Zittersieg beim Aufsteiger

KSV Baunatal gewinnt 2:1 in Ginsheim – VfB in Schlussphase mit großen Chancen

Auswärtssieg: (von links) Jonas Springer, Vyacheslav Petrukhin und Nico Schrader. Archivfoto:  Schachtschneider

Ginsheim. Während im Obergeschoss noch die Pressekonferenz lief, sangen unten die Fußballer des KSV Baunatal. Die Nordhessen gewannen am Samstag das Hessenligaspiel beim VfB Ginsheim 2:1 (0:0).

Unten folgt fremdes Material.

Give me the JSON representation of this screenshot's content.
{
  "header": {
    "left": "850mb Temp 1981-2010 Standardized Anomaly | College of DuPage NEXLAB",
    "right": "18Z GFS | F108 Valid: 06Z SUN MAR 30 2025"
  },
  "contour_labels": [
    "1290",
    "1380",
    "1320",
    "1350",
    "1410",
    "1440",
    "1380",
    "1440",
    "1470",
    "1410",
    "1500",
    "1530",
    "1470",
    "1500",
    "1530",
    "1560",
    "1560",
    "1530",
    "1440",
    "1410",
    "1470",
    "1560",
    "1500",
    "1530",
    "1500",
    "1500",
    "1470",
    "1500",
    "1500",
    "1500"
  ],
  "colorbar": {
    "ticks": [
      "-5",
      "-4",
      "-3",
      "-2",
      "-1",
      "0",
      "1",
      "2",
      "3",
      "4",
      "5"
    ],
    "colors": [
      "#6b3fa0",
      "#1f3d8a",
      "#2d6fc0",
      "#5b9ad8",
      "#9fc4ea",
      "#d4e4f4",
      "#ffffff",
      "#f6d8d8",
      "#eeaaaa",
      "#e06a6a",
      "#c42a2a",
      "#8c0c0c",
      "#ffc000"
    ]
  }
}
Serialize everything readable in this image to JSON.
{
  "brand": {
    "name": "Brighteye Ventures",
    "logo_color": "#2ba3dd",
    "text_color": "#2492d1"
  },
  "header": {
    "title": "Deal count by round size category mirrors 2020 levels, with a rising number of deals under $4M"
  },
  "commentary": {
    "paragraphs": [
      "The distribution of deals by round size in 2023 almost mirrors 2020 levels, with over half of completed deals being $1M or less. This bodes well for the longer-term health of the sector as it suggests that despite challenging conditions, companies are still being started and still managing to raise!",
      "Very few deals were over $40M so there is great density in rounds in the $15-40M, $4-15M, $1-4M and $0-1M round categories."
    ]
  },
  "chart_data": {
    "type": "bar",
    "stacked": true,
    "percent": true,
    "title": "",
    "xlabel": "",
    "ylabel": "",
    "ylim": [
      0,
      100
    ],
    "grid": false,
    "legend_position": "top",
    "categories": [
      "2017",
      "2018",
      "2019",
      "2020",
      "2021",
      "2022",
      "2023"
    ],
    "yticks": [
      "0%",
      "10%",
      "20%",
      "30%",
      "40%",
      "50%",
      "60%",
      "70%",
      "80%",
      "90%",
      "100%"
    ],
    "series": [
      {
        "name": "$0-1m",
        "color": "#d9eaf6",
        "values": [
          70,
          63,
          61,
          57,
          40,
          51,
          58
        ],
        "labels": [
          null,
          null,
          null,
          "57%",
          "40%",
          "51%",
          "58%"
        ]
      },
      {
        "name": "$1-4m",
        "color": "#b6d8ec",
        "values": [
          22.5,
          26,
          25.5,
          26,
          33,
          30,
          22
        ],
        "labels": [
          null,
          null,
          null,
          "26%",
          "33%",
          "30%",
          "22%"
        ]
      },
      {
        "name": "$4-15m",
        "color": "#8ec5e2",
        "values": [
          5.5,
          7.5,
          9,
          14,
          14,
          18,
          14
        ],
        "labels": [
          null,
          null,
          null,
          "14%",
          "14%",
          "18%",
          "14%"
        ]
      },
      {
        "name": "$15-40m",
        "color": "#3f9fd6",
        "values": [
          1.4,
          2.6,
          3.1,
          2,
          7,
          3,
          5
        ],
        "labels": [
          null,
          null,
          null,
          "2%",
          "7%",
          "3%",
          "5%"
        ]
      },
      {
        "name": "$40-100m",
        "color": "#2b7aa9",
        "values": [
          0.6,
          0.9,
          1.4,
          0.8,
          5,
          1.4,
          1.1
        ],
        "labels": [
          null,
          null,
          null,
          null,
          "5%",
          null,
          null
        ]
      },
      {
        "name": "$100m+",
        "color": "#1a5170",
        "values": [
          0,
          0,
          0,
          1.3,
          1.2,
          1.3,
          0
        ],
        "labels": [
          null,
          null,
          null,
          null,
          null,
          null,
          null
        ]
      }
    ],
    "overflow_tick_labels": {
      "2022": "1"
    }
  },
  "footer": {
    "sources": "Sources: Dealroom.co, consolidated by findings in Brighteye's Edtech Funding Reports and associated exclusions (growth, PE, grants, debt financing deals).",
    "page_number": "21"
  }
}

Aber fast hätte der gastgebende Aufsteiger in der Schlussphase noch einen 0:2-Rückstand ausgeglichen. Erst nutzte Francesco Teodonno einen Foulelfmeter, den Baunatals Patrick Krengel an Mahdi Mehnatgir verschuldet hatte, zum Anschlusstreffer (79.). KSV-Trainer Tobias Nebe kritisierte Krengels Foul als „völlig unnötig“.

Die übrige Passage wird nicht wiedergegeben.